25 NOVEMBER 2006, Page 57

Surprising literary ventures Gary Dexter

ACTION COOK BOOK

(1965)

by Len Deighton

The fact that the cover of this book by Len Deighton shows a chap cooking spaghetti while wearing a gun lends itself to many interpretations. Was spaghetti so expensive in 1965 that it needed an armed guard? Will someone be paying the ultimate price for overcooking it? Is she checking him for nits? Was Deighton’s sense of his own masculinity so fragile that he needed a shoulderholster and bird in a negligée to write about cooking? Is that an insufferably solemn question? But these are matters perhaps for the cultural historian. I will confine myself to saying that Action Cook Book was Deighton’s second cookbook, after Où est le garlic? He had already published The Ipcress File, Horse Under Water and Funeral in Berlin, and contributed a series of ‘cookstrips’ to the Observer in which cookery was presented by means of cartoon diagrams.
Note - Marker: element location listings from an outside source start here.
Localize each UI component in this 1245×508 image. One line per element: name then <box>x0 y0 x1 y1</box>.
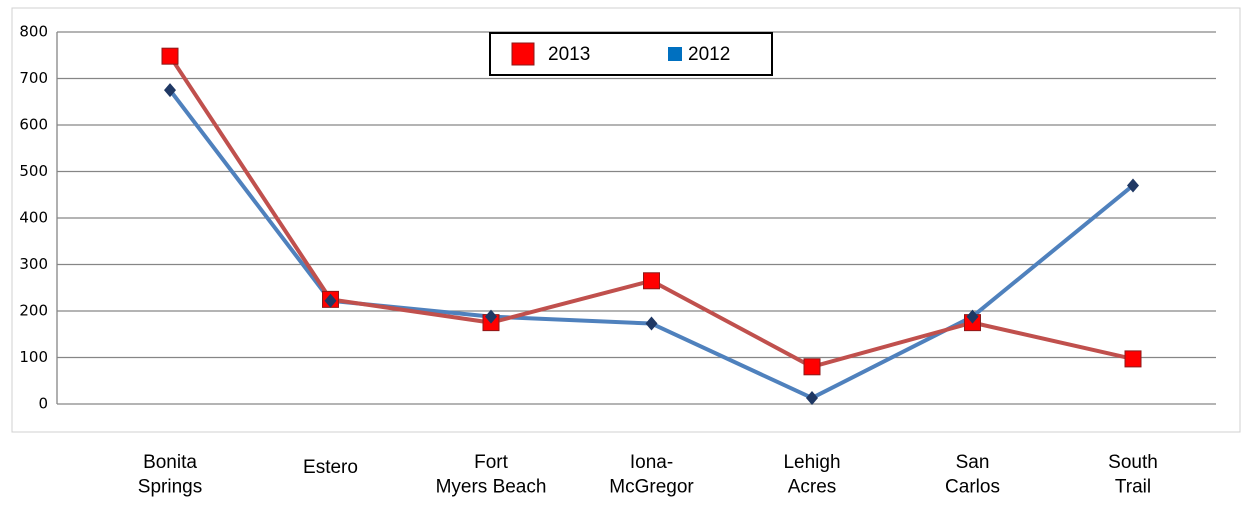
marker <box>1127 178 1139 193</box>
y-tick-label: 700 <box>19 69 48 87</box>
x-tick-label: Lehigh Acres <box>783 452 840 498</box>
x-tick-label: Bonita Springs <box>138 452 202 498</box>
y-tick-label: 200 <box>19 302 48 320</box>
legend-label: 2012 <box>688 44 730 65</box>
marker <box>803 358 821 376</box>
x-tick-label: Iona-McGregor <box>609 452 694 498</box>
y-tick-label: 600 <box>19 116 48 134</box>
marker <box>164 83 176 98</box>
marker <box>485 309 497 324</box>
marker <box>161 47 179 65</box>
legend-swatch <box>668 47 682 61</box>
y-tick-label: 400 <box>19 209 48 227</box>
x-tick-label: Fort Myers Beach <box>436 452 547 498</box>
x-tick-label: South Trail <box>1108 452 1158 498</box>
marker <box>966 309 979 324</box>
marker <box>1124 350 1142 368</box>
y-tick-label: 100 <box>19 348 48 366</box>
marker <box>643 272 660 290</box>
x-tick-label: Estero <box>303 457 358 478</box>
y-tick-label: 800 <box>19 23 48 41</box>
marker <box>806 390 818 405</box>
y-tick-label: 500 <box>19 162 48 180</box>
x-tick-label: San Carlos <box>945 452 1000 498</box>
legend-box <box>489 32 773 76</box>
y-tick-label: 0 <box>38 395 48 413</box>
marker <box>324 293 337 308</box>
legend-swatch <box>511 42 535 66</box>
y-tick-label: 300 <box>19 255 48 273</box>
legend-label: 2013 <box>548 44 590 65</box>
marker <box>645 316 658 331</box>
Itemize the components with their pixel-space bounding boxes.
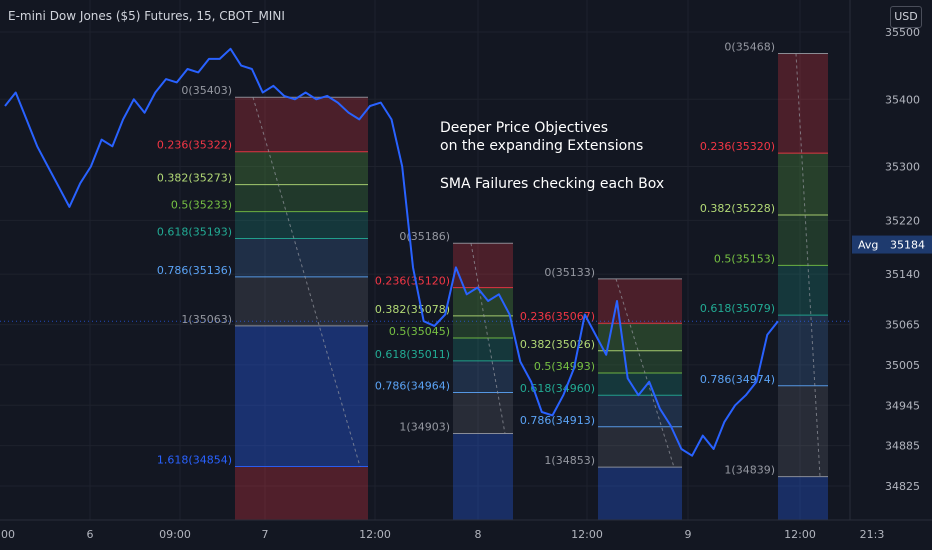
time-axis-tick: 7 — [262, 528, 269, 541]
fib-level-label: 0.236(35120) — [375, 275, 450, 288]
fib-level-label: 0.236(35320) — [700, 140, 775, 153]
fib-level-label: 0.382(35078) — [375, 303, 450, 316]
time-axis-tick: 6 — [87, 528, 94, 541]
fib-level-label: 0(35468) — [724, 41, 775, 54]
price-axis-tick: 34825 — [885, 480, 920, 493]
fib-level-label: 0(35186) — [399, 230, 450, 243]
fib-level-label: 0.236(35067) — [520, 310, 595, 323]
price-axis-tick: 34885 — [885, 440, 920, 453]
fib-box-zone — [235, 238, 368, 277]
fib-level-label: 0.5(35045) — [389, 325, 450, 338]
fib-box-zone — [778, 385, 828, 477]
fib-level-label: 0.5(35153) — [714, 252, 775, 265]
fib-box-zone — [235, 151, 368, 185]
fib-level-label: 0.618(35079) — [700, 302, 775, 315]
fib-level-label: 0.786(34974) — [700, 373, 775, 386]
fib-level-label: 0.5(34993) — [534, 360, 595, 373]
time-axis-tick: 00 — [1, 528, 15, 541]
fib-box-zone — [453, 287, 513, 316]
annotation-line-3: SMA Failures checking each Box — [440, 176, 665, 192]
fib-level-label: 1(34903) — [399, 421, 450, 434]
price-axis-tick: 35300 — [885, 161, 920, 174]
price-axis-tick: 35065 — [885, 319, 920, 332]
fib-box-zone — [453, 338, 513, 361]
fib-box-zone — [235, 97, 368, 152]
fib-level-label: 0.382(35273) — [157, 172, 232, 185]
fib-level-label: 0.618(35193) — [157, 225, 232, 238]
currency-button[interactable]: USD — [890, 6, 922, 28]
fib-level-label: 1(35063) — [181, 313, 232, 326]
fib-box-zone — [235, 184, 368, 212]
fib-level-label: 0.786(34964) — [375, 380, 450, 393]
fib-box-zone — [235, 466, 368, 520]
trend-line-dashed — [615, 278, 675, 468]
fib-box-zone — [778, 214, 828, 266]
price-axis-tick: 35500 — [885, 26, 920, 39]
fib-box-zone — [235, 211, 368, 239]
time-axis-tick: 21:3 — [860, 528, 885, 541]
fib-box-zone — [235, 276, 368, 326]
price-axis-tick: 35220 — [885, 214, 920, 227]
price-line-series — [4, 47, 779, 457]
price-axis-tick: 35400 — [885, 93, 920, 106]
fib-box-zone — [453, 243, 513, 288]
fib-box-zone — [778, 315, 828, 386]
fib-level-label: 0.618(34960) — [520, 382, 595, 395]
fib-box-zone — [598, 350, 682, 374]
fib-box-zone — [598, 426, 682, 468]
fib-box-zone — [453, 392, 513, 434]
fib-box-zone — [598, 278, 682, 324]
price-axis-tick: 35005 — [885, 359, 920, 372]
fib-box-zone — [778, 153, 828, 215]
fib-box-zone — [598, 373, 682, 396]
fib-box-zone — [453, 360, 513, 393]
fib-level-label: 1(34839) — [724, 464, 775, 477]
annotation-line-2: on the expanding Extensions — [440, 138, 644, 154]
avg-label: Avg — [858, 239, 878, 252]
time-axis-tick: 9 — [685, 528, 692, 541]
fib-level-label: 0.786(34913) — [520, 414, 595, 427]
fib-level-label: 0.618(35011) — [375, 348, 450, 361]
time-axis-tick: 8 — [475, 528, 482, 541]
fib-level-label: 1(34853) — [544, 454, 595, 467]
fib-level-label: 0.382(35026) — [520, 338, 595, 351]
time-axis-tick: 09:00 — [159, 528, 191, 541]
fib-level-label: 0(35403) — [181, 84, 232, 97]
avg-value: 35184 — [890, 239, 925, 252]
time-axis-tick: 12:00 — [571, 528, 603, 541]
fib-box-zone — [453, 315, 513, 339]
price-axis-tick: 35140 — [885, 268, 920, 281]
fib-level-label: 0.236(35322) — [157, 139, 232, 152]
fib-box-zone — [453, 433, 513, 520]
fib-level-label: 0(35133) — [544, 266, 595, 279]
price-axis-tick: 34945 — [885, 399, 920, 412]
fib-box-zone — [235, 325, 368, 467]
time-axis-tick: 12:00 — [784, 528, 816, 541]
trend-line-dashed — [252, 97, 361, 467]
trend-line-dashed — [795, 53, 821, 477]
fib-level-label: 0.786(35136) — [157, 264, 232, 277]
fib-box-zone — [778, 265, 828, 316]
fib-level-label: 0.382(35228) — [700, 202, 775, 215]
avg-badge — [852, 235, 932, 254]
chart-title: E-mini Dow Jones ($5) Futures, 15, CBOT_… — [8, 9, 285, 23]
fib-box-zone — [778, 476, 828, 520]
annotation-line-1: Deeper Price Objectives — [440, 120, 608, 136]
fib-box-zone — [778, 53, 828, 154]
fib-level-label: 1.618(34854) — [157, 453, 232, 466]
trend-line-dashed — [470, 243, 506, 434]
fib-box-zone — [598, 467, 682, 520]
time-axis-tick: 12:00 — [359, 528, 391, 541]
fib-level-label: 0.5(35233) — [171, 199, 232, 212]
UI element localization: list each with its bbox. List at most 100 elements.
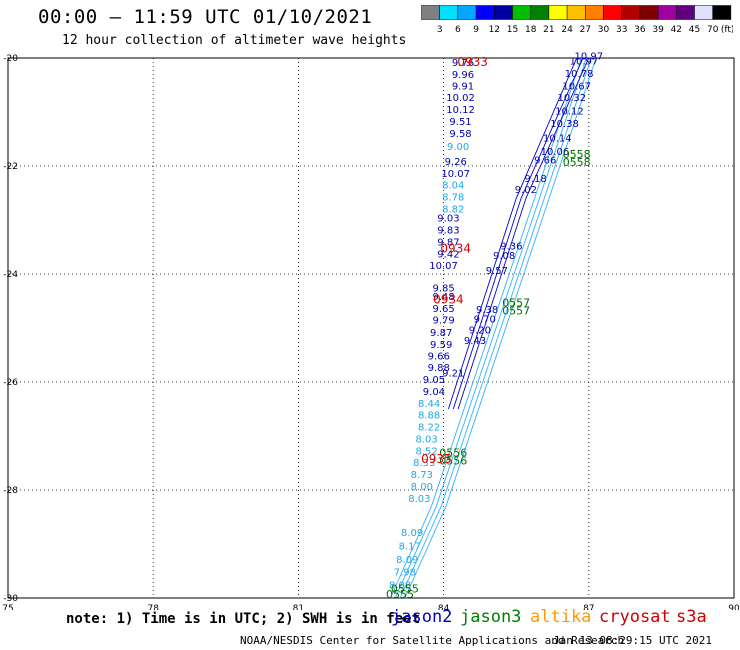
y-tick-label: -22 xyxy=(3,162,18,172)
pass-time-label: 0934 xyxy=(440,241,471,255)
colorbar-label: 21 xyxy=(543,25,554,35)
colorbar-label: 6 xyxy=(455,25,461,35)
swh-value-label: 8.88 xyxy=(418,411,440,422)
swh-value-label: 9.18 xyxy=(524,174,546,185)
satellite-ground-track xyxy=(448,57,578,410)
swh-value-label: 9.66 xyxy=(428,351,450,362)
swh-value-label: 8.82 xyxy=(442,204,464,215)
swh-value-label: 9.59 xyxy=(430,340,452,351)
satellite-ground-track xyxy=(389,57,582,599)
swh-value-label: 8.17 xyxy=(399,541,421,552)
swh-value-label: 9.88 xyxy=(428,363,450,374)
pass-time-label: 0556 xyxy=(439,455,467,468)
swh-value-label: 9.03 xyxy=(437,214,459,225)
pass-time-label: 0935 xyxy=(421,452,452,466)
x-tick-label: 81 xyxy=(293,604,304,610)
swh-value-label: 10.97 xyxy=(570,56,599,67)
swh-value-label: 9.43 xyxy=(464,336,486,347)
colorbar-swatch xyxy=(712,5,732,20)
swh-value-label: 10.78 xyxy=(565,69,594,80)
x-tick-label: 75 xyxy=(2,604,13,610)
colorbar-label: 30 xyxy=(598,25,610,35)
y-tick-label: -30 xyxy=(3,594,18,604)
colorbar-label: 9 xyxy=(473,25,479,35)
swh-value-label: 10.07 xyxy=(441,169,470,180)
colorbar-label: 42 xyxy=(671,25,682,35)
swh-value-label: 8.73 xyxy=(411,470,433,481)
swh-value-label: 8.22 xyxy=(418,423,440,434)
pass-time-label: 0555 xyxy=(391,583,419,596)
pass-time-label: 0557 xyxy=(502,296,530,309)
swh-value-label: 9.76 xyxy=(452,58,474,69)
swh-value-label: 8.03 xyxy=(416,434,438,445)
swh-value-label: 9.42 xyxy=(437,249,459,260)
pass-time-label: 0558 xyxy=(563,148,591,161)
swh-value-label: 8.08 xyxy=(389,580,411,591)
satellite-jason2: jason2 xyxy=(391,607,453,627)
swh-value-label: 9.00 xyxy=(447,142,469,153)
swh-value-label: 8.44 xyxy=(418,399,440,410)
swh-value-label: 9.57 xyxy=(486,266,508,277)
pass-time-label: 0555 xyxy=(386,588,414,601)
swh-value-label: 10.32 xyxy=(558,93,587,104)
swh-value-label: 9.08 xyxy=(493,251,515,262)
satellite-jason3: jason3 xyxy=(460,607,522,627)
colorbar-label: 24 xyxy=(561,25,573,35)
colorbar-label: 36 xyxy=(634,25,646,35)
chart-title: 00:00 – 11:59 UTC 01/10/2021 xyxy=(38,6,373,28)
pass-time-label: 0934 xyxy=(433,293,464,307)
satellite-cryosat: cryosat xyxy=(599,607,671,627)
y-tick-label: -20 xyxy=(3,54,18,64)
swh-value-label: 9.65 xyxy=(432,304,454,315)
satellite-ground-track xyxy=(452,57,584,410)
swh-value-label: 10.97 xyxy=(574,52,603,63)
swh-value-label: 9.66 xyxy=(534,155,556,166)
wave-height-map: 75 78 81 84 87 90-20-22-24-26-28-309.008.048.… xyxy=(2,52,740,610)
swh-value-label: 9.83 xyxy=(437,226,459,237)
y-tick-label: -24 xyxy=(3,270,18,280)
y-tick-label: -28 xyxy=(3,486,18,496)
swh-value-label: 9.70 xyxy=(474,315,496,326)
colorbar-label: 39 xyxy=(652,25,664,35)
swh-value-label: 9.87 xyxy=(430,328,452,339)
footer-note: note: 1) Time is in UTC; 2) SWH is in fe… xyxy=(66,611,421,627)
swh-value-label: 10.12 xyxy=(446,105,475,116)
swh-value-label: 9.85 xyxy=(432,283,454,294)
colorbar-label: 12 xyxy=(489,25,500,35)
swh-value-label: 9.05 xyxy=(423,375,445,386)
colorbar-label: 70 xyxy=(707,25,719,35)
x-tick-label: 78 xyxy=(147,604,159,610)
swh-value-label: 10.67 xyxy=(562,81,591,92)
swh-value-label: 10.12 xyxy=(555,107,584,118)
satellite-ground-track xyxy=(457,57,590,410)
y-tick-label: -26 xyxy=(3,378,18,388)
swh-value-label: 9.58 xyxy=(449,129,471,140)
swh-value-label: 9.38 xyxy=(476,305,498,316)
swh-value-label: 8.33 xyxy=(413,458,435,469)
swh-value-label: 10.14 xyxy=(543,134,572,145)
chart-subtitle: 12 hour collection of altimeter wave hei… xyxy=(62,33,407,48)
swh-value-label: 8.09 xyxy=(396,555,418,566)
swh-value-label: 10.38 xyxy=(550,119,579,130)
colorbar-label: 33 xyxy=(616,25,627,35)
swh-value-label: 9.04 xyxy=(423,387,445,398)
swh-value-label: 10.06 xyxy=(541,147,570,158)
map-frame xyxy=(7,57,735,599)
satellite-ground-track xyxy=(404,57,597,599)
satellite-ground-track xyxy=(394,57,587,599)
swh-value-label: 9.36 xyxy=(500,242,522,253)
colorbar-label: 15 xyxy=(507,25,518,35)
swh-value-label: 9.91 xyxy=(452,81,474,92)
colorbar-label: 27 xyxy=(580,25,591,35)
satellite-ground-track xyxy=(399,57,592,599)
colorbar-label: 18 xyxy=(525,25,537,35)
colorbar-label: 3 xyxy=(437,25,443,35)
swh-value-label: 9.79 xyxy=(432,316,454,327)
x-tick-label: 90 xyxy=(728,604,740,610)
swh-value-label: 9.26 xyxy=(445,157,467,168)
pass-time-label: 0556 xyxy=(439,447,467,460)
credit-line: NOAA/NESDIS Center for Satellite Applica… xyxy=(240,634,625,647)
satellite-altika: altika xyxy=(530,607,592,627)
swh-value-label: 8.52 xyxy=(416,446,438,457)
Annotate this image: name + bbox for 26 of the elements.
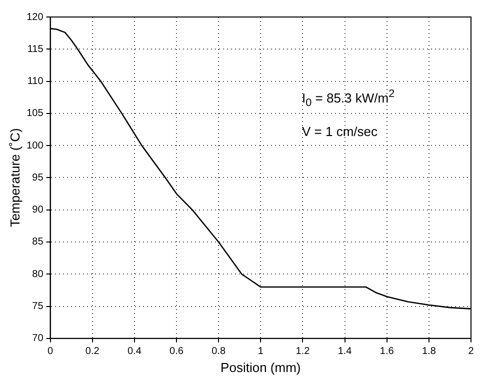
x-tick-label: 2 bbox=[468, 346, 474, 358]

Action Cook Book was essentially a reprinting of the cookstrips in book form, with a lengthy introduction featuring sections such as ‘The Secret Weapon in the Kitchen: The Blender’. Deighton writes good, solid cookery prose with plenty of imperatives, as if he is shouting instructions to a man on a roof. ‘Don’t let it boil!’ ‘Add plenty of mushrooms!’ ‘Don’t fillet it!’ In this idiom he tackles everything from Sauce Normande to Apple Pandowdy. My favourite piece of advice comes on page 197: ‘If you want tiny onions you can simply remove the outer layers from large ones.’